Via FB:
Lest We Forget . . . . . .
This man lived in the alcove of the old Finlay’s tobacconist kiosk, in Camden Town Underground Station and although he had been living there since the early 1970’s, nobody knew anything about him. He didn’t beg, he refused to accept money, he never drank alcohol, he didn’t smoke and for me, he was as much a part of Camden Town as the tube station itself. He only spoke to me once and it was on the day that I took this photograph.
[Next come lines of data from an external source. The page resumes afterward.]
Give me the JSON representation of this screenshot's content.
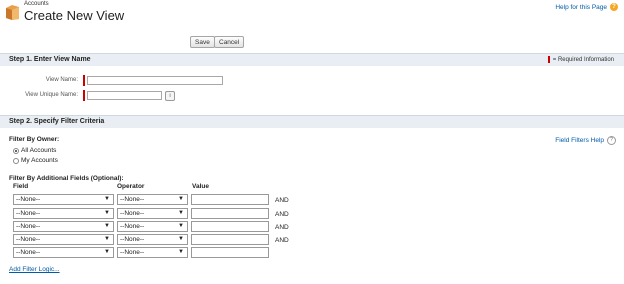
{
  "header": {
    "breadcrumb": "Accounts",
    "title": "Create New View",
    "help_link": "Help for this Page",
    "help_icon_glyph": "?"
  },
  "buttons": {
    "save": "Save",
    "cancel": "Cancel"
  },
  "step1": {
    "title": "Step 1. Enter View Name",
    "required_legend": "= Required Information",
    "view_name_label": "View Name:",
    "view_name_value": "",
    "view_unique_name_label": "View Unique Name:",
    "view_unique_name_value": "",
    "info_glyph": "i"
  },
  "step2": {
    "title": "Step 2. Specify Filter Criteria",
    "filter_by_owner_label": "Filter By Owner:",
    "owner_options": [
      {
        "label": "All Accounts",
        "selected": true
      },
      {
        "label": "My Accounts",
        "selected": false
      }
    ],
    "field_filters_help": "Field Filters Help",
    "help_glyph": "?",
    "additional_fields_label": "Filter By Additional Fields (Optional):",
    "columns": {
      "field": "Field",
      "operator": "Operator",
      "value": "Value"
    },
    "rows": [
      {
        "field": "--None--",
        "operator": "--None--",
        "value": "",
        "connector": "AND"
      },
      {
        "field": "--None--",
        "operator": "--None--",
        "value": "",
        "connector": "AND"
      },
      {
        "field": "--None--",
        "operator": "--None--",
        "value": "",
        "connector": "AND"
      },
      {
        "field": "--None--",
        "operator": "--None--",
        "value": "",
        "connector": "AND"
      },
      {
        "field": "--None--",
        "operator": "--None--",
        "value": "",
        "connector": ""
      }
    ],
    "add_filter_logic": "Add Filter Logic..."
  },
  "colors": {
    "link": "#015ba7",
    "required": "#cc0000",
    "section_bg": "#e8eef3"
  }
}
He’d seen me walking around with my camera loads of times but on this particular occasion he stopped me and said, “photographs are important, because people soon forget”. I always knew that there was a lot more to him than the image he presented to the world but I was stunned, when I read his story in the Camden Journal, the week after he passed away in 1988. He was born in Poland and when the Germans invaded in 1939, he made his way to England. He fought in the battle of Britain, flying a Spitfire in one of the Polish squadrons, married an English girl and worked as a printer after the war. When his wife died in 1969, he was so devastated that after the funeral, he never went home and instead, he moved into the alcove of the tube station. It is to Churchill’s detriment that he and other Polish pilots were not allowed to participate in the victory celebrations, because it was felt that the presence of the Polish contingent might upset the Russians. This man really was, one of the forgotten few, who spent the last 20 years of his life, living in a kiosk, mourning his wife.